2) Require payment for the extension based on revenue generated in the current term. A copyright tax, essentially. And the amount of revenue should be worldwide gross, not local, not net, and certainly not open to loopholes and interpretation like other tax codes. The rate applied to it should be a flat percentage.
3) Do not limit extensions.
4) If you miss the extension deadline by even a day, it's public domain. No exceptions.
5) Public domain is permanent and irrevocable. No exceptions.
6) All transfers must be registered. A one-time filing fee may be charged. This does NOT reset the clock on the current term. Transfers during the first term are free, except for the filing fee.
7) Copyrights cannot be registered to non-entities (e.g. companies that went out of business) or foreign entities (e.g. foreign copyright havens) and retain copyright protection. This means that to retain a copyright in the US, a foreign entity must set up a local shell corporation to hold copyrights for them. Unregistered copyrights go to the public domain after the first term.

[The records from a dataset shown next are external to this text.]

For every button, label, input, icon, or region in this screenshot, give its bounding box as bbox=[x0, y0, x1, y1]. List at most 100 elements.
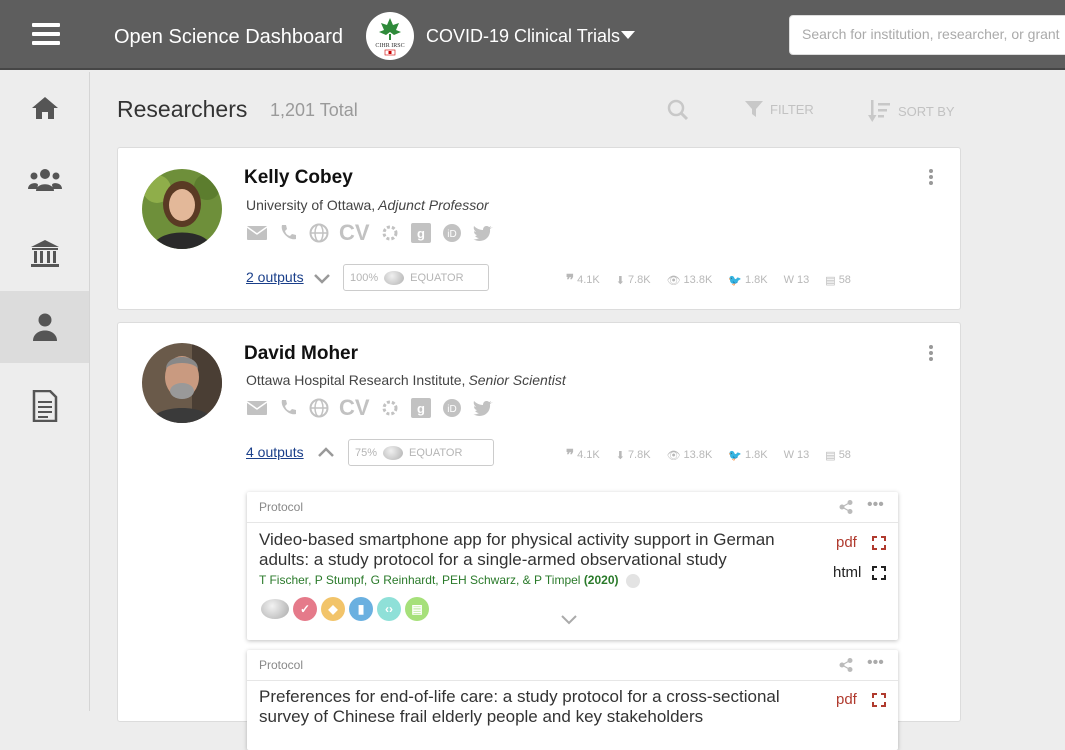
html-link[interactable]: html bbox=[833, 564, 861, 581]
more-horizontal-icon[interactable]: ••• bbox=[867, 496, 884, 514]
phone-icon[interactable] bbox=[277, 397, 299, 419]
more-options-icon[interactable] bbox=[929, 345, 935, 363]
citations-metric: ❞ 4.1K bbox=[566, 272, 600, 289]
share-icon[interactable] bbox=[839, 500, 853, 517]
expand-icon[interactable] bbox=[872, 536, 886, 550]
expand-icon[interactable] bbox=[872, 566, 886, 580]
orcid-icon[interactable]: iD bbox=[441, 222, 463, 244]
sidebar-item-home[interactable] bbox=[0, 72, 89, 144]
orcid-icon[interactable]: iD bbox=[441, 397, 463, 419]
divider bbox=[247, 680, 898, 681]
sort-button[interactable]: SORT BY bbox=[868, 99, 955, 123]
citations-metric: ❞ 4.1K bbox=[566, 447, 600, 464]
app-title[interactable]: Open Science Dashboard bbox=[114, 26, 343, 49]
pdf-link[interactable]: pdf bbox=[836, 691, 857, 708]
svg-text:iD: iD bbox=[447, 404, 456, 415]
cv-icon[interactable]: CV bbox=[339, 395, 370, 420]
outputs-link[interactable]: 2 outputs bbox=[246, 269, 304, 285]
phone-icon[interactable] bbox=[277, 222, 299, 244]
news-metric: ▤ 58 bbox=[825, 274, 851, 287]
globe-icon[interactable] bbox=[308, 222, 330, 244]
contact-icons: CV g iD bbox=[246, 220, 494, 245]
check-badge-icon[interactable]: ✓ bbox=[293, 597, 317, 621]
views-metric: 👁 13.8K bbox=[666, 274, 713, 287]
equator-score[interactable]: 100% EQUATOR bbox=[343, 264, 489, 291]
downloads-metric: ⬇ 7.8K bbox=[615, 274, 651, 287]
svg-text:iD: iD bbox=[447, 229, 456, 240]
settings-icon[interactable] bbox=[379, 222, 401, 244]
filter-button[interactable]: FILTER bbox=[744, 99, 814, 119]
equator-score[interactable]: 75% EQUATOR bbox=[348, 439, 494, 466]
role: Senior Scientist bbox=[468, 372, 566, 388]
output-type: Protocol bbox=[259, 658, 304, 672]
sidebar-item-researchers[interactable] bbox=[0, 291, 89, 363]
share-icon[interactable] bbox=[839, 658, 853, 675]
quote-icon: ❞ bbox=[566, 272, 575, 289]
download-icon: ⬇ bbox=[615, 449, 625, 462]
wikipedia-icon: W bbox=[783, 449, 795, 461]
quote-icon: ❞ bbox=[566, 447, 575, 464]
sidebar-item-institutions[interactable] bbox=[0, 218, 89, 290]
twitter-icon[interactable] bbox=[472, 397, 494, 419]
sidebar bbox=[0, 72, 90, 711]
search-input[interactable]: Search for institution, researcher, or g… bbox=[789, 15, 1065, 55]
newspaper-icon: ▤ bbox=[825, 449, 836, 462]
document-badge-icon[interactable]: ▤ bbox=[405, 597, 429, 621]
divider bbox=[247, 522, 898, 523]
chart-badge-icon[interactable]: ▮ bbox=[349, 597, 373, 621]
outputs-link[interactable]: 4 outputs bbox=[246, 444, 304, 460]
expand-icon[interactable] bbox=[872, 693, 886, 707]
views-metric: 👁 13.8K bbox=[666, 449, 713, 462]
google-scholar-icon[interactable]: g bbox=[410, 397, 432, 419]
equator-label: EQUATOR bbox=[409, 446, 463, 459]
sidebar-item-documents[interactable] bbox=[0, 370, 89, 442]
output-title[interactable]: Video-based smartphone app for physical … bbox=[259, 530, 809, 570]
tweets-metric: 🐦 1.8K bbox=[728, 274, 768, 287]
output-card[interactable]: Protocol ••• Video-based smartphone app … bbox=[247, 492, 898, 640]
email-icon[interactable] bbox=[246, 222, 268, 244]
tweets-metric: 🐦 1.8K bbox=[728, 449, 768, 462]
equator-icon[interactable] bbox=[261, 599, 289, 619]
download-icon: ⬇ bbox=[615, 274, 625, 287]
chevron-down-icon[interactable] bbox=[621, 31, 635, 39]
role: Adjunct Professor bbox=[378, 197, 489, 213]
sidebar-item-groups[interactable] bbox=[0, 144, 89, 216]
menu-icon[interactable] bbox=[32, 23, 60, 45]
output-card[interactable]: Protocol ••• Preferences for end-of-life… bbox=[247, 650, 898, 750]
contact-icons: CV g iD bbox=[246, 395, 494, 420]
cihr-logo: CIHR IRSC bbox=[366, 12, 414, 60]
researcher-name[interactable]: David Moher bbox=[244, 343, 358, 365]
search-button[interactable] bbox=[667, 99, 689, 121]
researcher-affiliation: University of Ottawa, Adjunct Professor bbox=[246, 197, 489, 213]
code-badge-icon[interactable]: ‹› bbox=[377, 597, 401, 621]
avatar[interactable] bbox=[142, 343, 222, 423]
search-icon bbox=[667, 99, 689, 121]
avatar[interactable] bbox=[142, 169, 222, 249]
wiki-metric: W 13 bbox=[783, 449, 810, 461]
researcher-card[interactable]: Kelly Cobey University of Ottawa, Adjunct… bbox=[117, 147, 961, 310]
project-selector[interactable]: COVID-19 Clinical Trials bbox=[426, 26, 620, 47]
chevron-up-icon[interactable] bbox=[318, 447, 334, 457]
svg-text:g: g bbox=[417, 226, 425, 241]
output-title[interactable]: Preferences for end-of-life care: a stud… bbox=[259, 687, 809, 727]
more-options-icon[interactable] bbox=[929, 169, 935, 187]
globe-icon[interactable] bbox=[308, 397, 330, 419]
google-scholar-icon[interactable]: g bbox=[410, 222, 432, 244]
institution-icon bbox=[30, 240, 59, 267]
more-horizontal-icon[interactable]: ••• bbox=[867, 654, 884, 672]
email-icon[interactable] bbox=[246, 397, 268, 419]
output-year: (2020) bbox=[583, 573, 619, 587]
researcher-name[interactable]: Kelly Cobey bbox=[244, 167, 353, 189]
twitter-icon[interactable] bbox=[472, 222, 494, 244]
chevron-down-icon[interactable] bbox=[314, 274, 330, 284]
newspaper-icon: ▤ bbox=[825, 274, 836, 287]
cv-icon[interactable]: CV bbox=[339, 220, 370, 245]
svg-text:g: g bbox=[417, 401, 425, 416]
pdf-link[interactable]: pdf bbox=[836, 534, 857, 551]
settings-icon[interactable] bbox=[379, 397, 401, 419]
filter-label: FILTER bbox=[770, 101, 814, 117]
equator-icon bbox=[384, 270, 405, 285]
box-badge-icon[interactable]: ◆ bbox=[321, 597, 345, 621]
page-title: Researchers bbox=[117, 96, 248, 122]
chevron-down-icon[interactable] bbox=[561, 615, 577, 625]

That gives everyone what they want. Disney can keep Mickey locked up for a million years, as long as they don't run out of money. Abandonware is public domain within a term length. No more abandonware that doesn't have an identifiable owner. And no more congressional shenanigans due to treaty pressure pulling stuff into an undefined foreign copyright term after it's been in the public domain.
Alice in wonderland was 86 years.
It was published in 1865 and the movie came out in 1951. Lewis Carroll died in 1898, so using today's Life + 70 it would still have been in copyright.
The copyright actually expired in 1907. This means they have already done this.
Here's my summary of what's frustrating about American politics:
Overall, Republicans represent most of my interests better than the Democrats, but dear lord can they be horrifyingly stupid and clueless on other issues, copyright and technology in general being big ones.
If you can't convince them, convict them.
Democrats are owned by the entertainment industry, so you know anything coming from that side of the fence will be to protect those dinosaurs' business models at the expense of the public.
More like "what can we do for you to up your weekly payments?"
Sleep your way to a whiter smile...date a dentist!